The design of Pierre Cardin, which "was based on a vision of the future which was cosmic at the time", could be translated today into "intelligent materials, which recharge the batteries of the telephones, make it possible to regulate the temperature of the body or self-cleaning", anticipates Ariane Bigot, assistant to the fashion direction of the Salon Première vision.

"not here to be modern"

"A DNA and a strong name" could allow the house to reinvent itself," she told AFP.

Arnaud Cadart, he has doubts.

"There is no creative legacy from the last 30 years. Pierre Cardin signed licensing contracts, bought houses, sometimes entire villages (...) There is no relay, unless really the nephew's pencil stroke is incredible", he says, scathingly.

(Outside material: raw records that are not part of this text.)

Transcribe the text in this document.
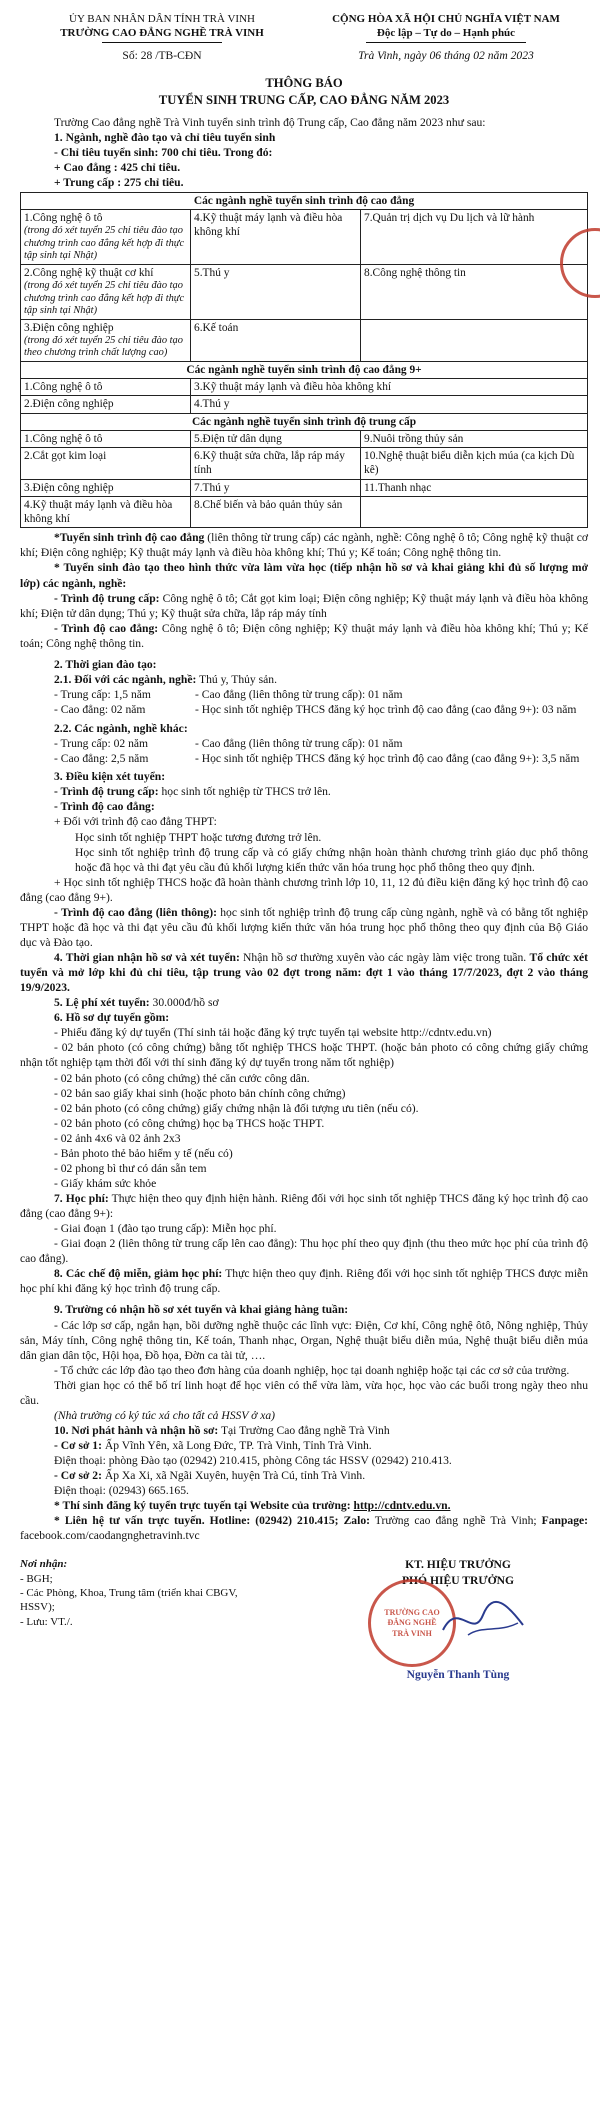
ỦY BAN NHÂN DÂN TỈNH TRÀ VINH
TRƯỜNG CAO ĐẲNG NGHỀ TRÀ VINH
CỘNG HÒA XÃ HỘI CHỦ NGHĨA VIỆT NAM
Độc lập – Tự do – Hạnh phúc
Số: 28 /TB-CĐN	Trà Vinh, ngày 06 tháng 02 năm 2023
THÔNG BÁO
TUYỂN SINH TRUNG CẤP, CAO ĐẲNG NĂM 2023

Trường Cao đẳng nghề Trà Vinh tuyển sinh trình độ Trung cấp, Cao đẳng năm 2023 như sau:

1. Ngành, nghề đào tạo và chỉ tiêu tuyển sinh

- Chỉ tiêu tuyển sinh: 700 chỉ tiêu. Trong đó:

+ Cao đẳng : 425 chỉ tiêu.

+ Trung cấp : 275 chỉ tiêu.

Các ngành nghề tuyển sinh trình độ cao đẳng		

1.Công nghệ ô tô
(trong đó xét tuyển 25 chỉ tiêu đào tạo chương trình cao đẳng kết hợp đi thực tập sinh tại Nhật)	4.Kỹ thuật máy lạnh và điều hòa không khí	7.Quản trị dịch vụ Du lịch và lữ hành

2.Công nghệ kỹ thuật cơ khí
(trong đó xét tuyển 25 chỉ tiêu đào tạo chương trình cao đẳng kết hợp đi thực tập sinh tại Nhật)	5.Thú y	8.Công nghệ thông tin

3.Điện công nghiệp
(trong đó xét tuyển 25 chỉ tiêu đào tạo theo chương trình chất lượng cao)	6.Kế toán	
Các ngành nghề tuyển sinh trình độ cao đẳng 9+		
1.Công nghệ ô tô	3.Kỹ thuật máy lạnh và điều hòa không khí	
2.Điện công nghiệp	4.Thú y	
Các ngành nghề tuyển sinh trình độ trung cấp		
1.Công nghệ ô tô	5.Điện tử dân dụng	9.Nuôi trồng thủy sản
2.Cắt gọt kim loại	6.Kỹ thuật sửa chữa, lắp ráp máy tính	10.Nghệ thuật biểu diễn kịch múa (ca kịch Dù kê)
3.Điện công nghiệp	7.Thú y	11.Thanh nhạc
4.Kỹ thuật máy lạnh và điều hòa không khí	8.Chế biến và bảo quản thủy sản	

*Tuyển sinh trình độ cao đẳng (liên thông từ trung cấp) các ngành, nghề: Công nghệ ô tô; Công nghệ kỹ thuật cơ khí; Điện công nghiệp; Kỹ thuật máy lạnh và điều hòa không khí; Thú y; Kế toán; Công nghệ thông tin.

* Tuyển sinh đào tạo theo hình thức vừa làm vừa học (tiếp nhận hồ sơ và khai giảng khi đủ số lượng mở lớp) các ngành, nghề:

- Trình độ trung cấp: Công nghệ ô tô; Cắt gọt kim loại; Điện công nghiệp; Kỹ thuật máy lạnh và điều hòa không khí; Điện tử dân dụng; Thú y; Kỹ thuật sửa chữa, lắp ráp máy tính

- Trình độ cao đẳng: Công nghệ ô tô; Điện công nghiệp; Kỹ thuật máy lạnh và điều hòa không khí; Thú y; Kế toán; Công nghệ thông tin.

2. Thời gian đào tạo:

2.1. Đối với các ngành, nghề: Thú y, Thủy sản.

- Trung cấp: 1,5 năm	- Cao đẳng (liên thông từ trung cấp): 01 năm
- Cao đẳng: 02 năm	- Học sinh tốt nghiệp THCS đăng ký học trình độ cao đẳng (cao đẳng 9+): 03 năm

2.2. Các ngành, nghề khác:

- Trung cấp: 02 năm	- Cao đẳng (liên thông từ trung cấp): 01 năm
- Cao đẳng: 2,5 năm	- Học sinh tốt nghiệp THCS đăng ký học trình độ cao đẳng (cao đẳng 9+): 3,5 năm

3. Điều kiện xét tuyển:

- Trình độ trung cấp: học sinh tốt nghiệp từ THCS trở lên.

- Trình độ cao đẳng:

+ Đối với trình độ cao đẳng THPT:

Học sinh tốt nghiệp THPT hoặc tương đương trở lên.

Học sinh tốt nghiệp trình độ trung cấp và có giấy chứng nhận hoàn thành chương trình giáo dục phổ thông hoặc đã học và thi đạt yêu cầu đủ khối lượng kiến thức văn hóa trung học phổ thông theo quy định.

+ Học sinh tốt nghiệp THCS hoặc đã hoàn thành chương trình lớp 10, 11, 12 đủ điều kiện đăng ký học trình độ cao đẳng (cao đẳng 9+).

- Trình độ cao đẳng (liên thông): học sinh tốt nghiệp trình độ trung cấp cùng ngành, nghề và có bằng tốt nghiệp THPT hoặc đã học và thi đạt yêu cầu đủ khối lượng kiến thức văn hóa trung học phổ thông theo quy định của Bộ Giáo dục và Đào tạo.

4. Thời gian nhận hồ sơ và xét tuyển: Nhận hồ sơ thường xuyên vào các ngày làm việc trong tuần. Tổ chức xét tuyển và mở lớp khi đủ chỉ tiêu, tập trung vào 02 đợt trong năm: đợt 1 vào tháng 17/7/2023, đợt 2 vào tháng 19/9/2023.

5. Lệ phí xét tuyển: 30.000đ/hồ sơ

6. Hồ sơ dự tuyển gồm:

- Phiếu đăng ký dự tuyển (Thí sinh tải hoặc đăng ký trực tuyến tại website http://cdntv.edu.vn)

- 02 bản photo (có công chứng) bằng tốt nghiệp THCS hoặc THPT. (hoặc bản photo có công chứng giấy chứng nhận tốt nghiệp tạm thời đối với thí sinh đăng ký dự tuyển trong năm tốt nghiệp)

- 02 bản photo (có công chứng) thẻ căn cước công dân.

- 02 bản sao giấy khai sinh (hoặc photo bản chính công chứng)

- 02 bản photo (có công chứng) giấy chứng nhận là đối tượng ưu tiên (nếu có).

- 02 bản photo (có công chứng) học bạ THCS hoặc THPT.

- 02 ảnh 4x6 và 02 ảnh 2x3

- Bản photo thẻ bảo hiểm y tế (nếu có)

- 02 phong bì thư có dán sẵn tem

- Giấy khám sức khỏe

7. Học phí: Thực hiện theo quy định hiện hành. Riêng đối với học sinh tốt nghiệp THCS đăng ký học trình độ cao đẳng (cao đẳng 9+):

- Giai đoạn 1 (đào tạo trung cấp): Miễn học phí.

- Giai đoạn 2 (liên thông từ trung cấp lên cao đẳng): Thu học phí theo quy định (thu theo mức học phí của trình độ cao đẳng).

8. Các chế độ miễn, giảm học phí: Thực hiện theo quy định. Riêng đối với học sinh tốt nghiệp THCS được miễn học phí khi đăng ký học trình độ trung cấp.

9. Trường có nhận hồ sơ xét tuyển và khai giảng hàng tuần:

- Các lớp sơ cấp, ngắn hạn, bồi dưỡng nghề thuộc các lĩnh vực: Điện, Cơ khí, Công nghệ ôtô, Nông nghiệp, Thủy sản, Máy tính, Công nghệ thông tin, Kế toán, Thanh nhạc, Organ, Nghệ thuật biểu diễn múa, Nghệ thuật biểu diễn múa dân gian dân tộc, Hội họa, Đồ họa, Đờn ca tài tử, ….

- Tổ chức các lớp đào tạo theo đơn hàng của doanh nghiệp, học tại doanh nghiệp hoặc tại các cơ sở của trường.

Thời gian học có thể bố trí linh hoạt để học viên có thể vừa làm, vừa học, học vào các buổi trong ngày theo nhu cầu.

(Nhà trường có ký túc xá cho tất cả HSSV ở xa)

10. Nơi phát hành và nhận hồ sơ: Tại Trường Cao đẳng nghề Trà Vinh

- Cơ sở 1: Ấp Vĩnh Yên, xã Long Đức, TP. Trà Vinh, Tỉnh Trà Vinh.

Điện thoại: phòng Đào tạo (02942) 210.415, phòng Công tác HSSV (02942) 210.413.

- Cơ sở 2: Ấp Xa Xi, xã Ngãi Xuyên, huyện Trà Cú, tỉnh Trà Vinh.

Điện thoại: (02943) 665.165.

* Thí sinh đăng ký tuyển trực tuyến tại Website của trường: http://cdntv.edu.vn.

* Liên hệ tư vấn trực tuyến. Hotline: (02942) 210.415; Zalo: Trường cao đẳng nghề Trà Vinh; Fanpage: facebook.com/caodangnghetravinh.tvc

Nơi nhận:
- BGH;
- Các Phòng, Khoa, Trung tâm (triển khai CBGV, HSSV);
- Lưu: VT./.
KT. HIỆU TRƯỞNG
PHÓ HIỆU TRƯỞNG
TRƯỜNG CAO ĐẲNG NGHỀ TRÀ VINH
Nguyễn Thanh Tùng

The same concern for preserving tradition reigns at the Maxim's restaurant in Paris, a jewel of Art Nouveau bought by Cardin in 1981 and which has never regained its former glory.

The Maxim's restaurant in Pris is part of the PIerre Cardin empire JACQUES DEMARTHON AFP/Archives

"It's like an old vintage car, you shouldn't jostle it. Here it's the restaurant that tames you, not the other way around," recently appointed chef Nicolas Castelet told AFP.

He believes putting more vegetables on the plate is "not right" for Maxim's and wears a chef's hat that chefs have massively abandoned.

"We are not there to be modern. We give way to the name".